History 30 places in the final Russian AI Cup 2015

Introduction

This year, in the Russian AI Cup, it was necessary to program the bot to control the machine (and even two in the finals!), And I decided to participate for the first time, because the topic seemed close and dear: a fan of racing, I go to karting from time to time (though without outstanding results), I often spend evenings riding virtual Hawaii in Test Drive Unlimited or Nurburgring in GTR Evolution.

I didn’t take a high place in the end (30th place in the final, finished the sandbox 48th), but the short time between the second round and the final was in the top-10 sandbox. Also, judging by the competition forum, a set of ~~crutches for~~ solutions like no one else has used in me, so if you want to know the details, welcome to the cat. The most interesting part in the post, perhaps, is about finding the optimal trajectory.

A detailed description of the competition can be read on the site , but the essence can be summarized as follows:

There is a map broken into tiles of different types (straight, turn, T-shaped intersection, intersection, empty tile).
There are 4 cars. One of them (in the final - two of them) is controlled by the player. Each server tick is transmitted to the bot-strategy that controls the machine, information about the world is transmitted, and the strategy must answer what actions it wants to perform. There are not so many possible actions: change engine power, turn the steering wheel, fire shells, pour out a puddle of oil, turn on nitro, press a brake
To complete the race, you must drive through all control points-tiles in a certain order (in fact, drive two laps of the route). The coordinates of the points are known, each one builds the path independently. In the first two rounds of the competition, the whole map is known, in the final the player sees only a small neighborhood near his cars.
Bonuses are randomly scattered on the track: if you hit them, depending on the type of bonus, you can replenish the number of shells for firing, the amount of oil to create difficulties for rivals, charges of nitro acceleration, repair the machine, or get an additional 100 points.
The player gets points for passing checkpoints, for damaging opponents, for picking up bonus points, and also gets an additional 512/256/128/64 points for finishing in 1/2/3/4 place, respectively.
After the end of the game, participants are ordered by the number of points. The one who scored the most is the winner, everything is simple. Because of the bonuses and points for damage to rivals, the one who came to the finish not always won before: for example, it is enough to pick just one bonus for 100 points, and already overtake the player who finished third.
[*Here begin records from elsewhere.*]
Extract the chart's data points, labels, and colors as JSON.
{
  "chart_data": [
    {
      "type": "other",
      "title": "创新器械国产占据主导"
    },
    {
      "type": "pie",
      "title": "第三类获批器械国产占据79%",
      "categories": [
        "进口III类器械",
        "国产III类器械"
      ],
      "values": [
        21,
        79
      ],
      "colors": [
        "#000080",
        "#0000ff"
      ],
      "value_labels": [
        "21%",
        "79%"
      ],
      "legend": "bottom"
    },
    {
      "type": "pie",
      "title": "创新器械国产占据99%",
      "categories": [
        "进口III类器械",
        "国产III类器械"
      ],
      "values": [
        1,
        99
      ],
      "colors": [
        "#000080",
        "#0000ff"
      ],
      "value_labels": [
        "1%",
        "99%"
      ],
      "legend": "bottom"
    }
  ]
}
Decision making strategy can be divided into several relatively independent parts:
')

Finding the way
Calculating the optimal trajectory for the selected path
Machine control to follow the trajectory
Shooting
Oil use
Using nitro acceleration

Finding the way

Initially, the usual wave algorithm was used to find the path: we launch a wave by the tiles from each control point, cover the entire map, and now the shortest path from each map tile-point to each control point is known. Unfortunately, everything is not as simple as we would like: the shortest path may not be too successful for one of the following reasons:

Contains sharp turns or too many normal turns.
Does not pass through the tiles with bonuses
Requires reversal
The path to this control point is optimal, but when you follow the next control point, you get a path (see above)

As a result of reflection, it was decided to try a method that scared me with its essence, but it turned out to be quite effective: complete bust.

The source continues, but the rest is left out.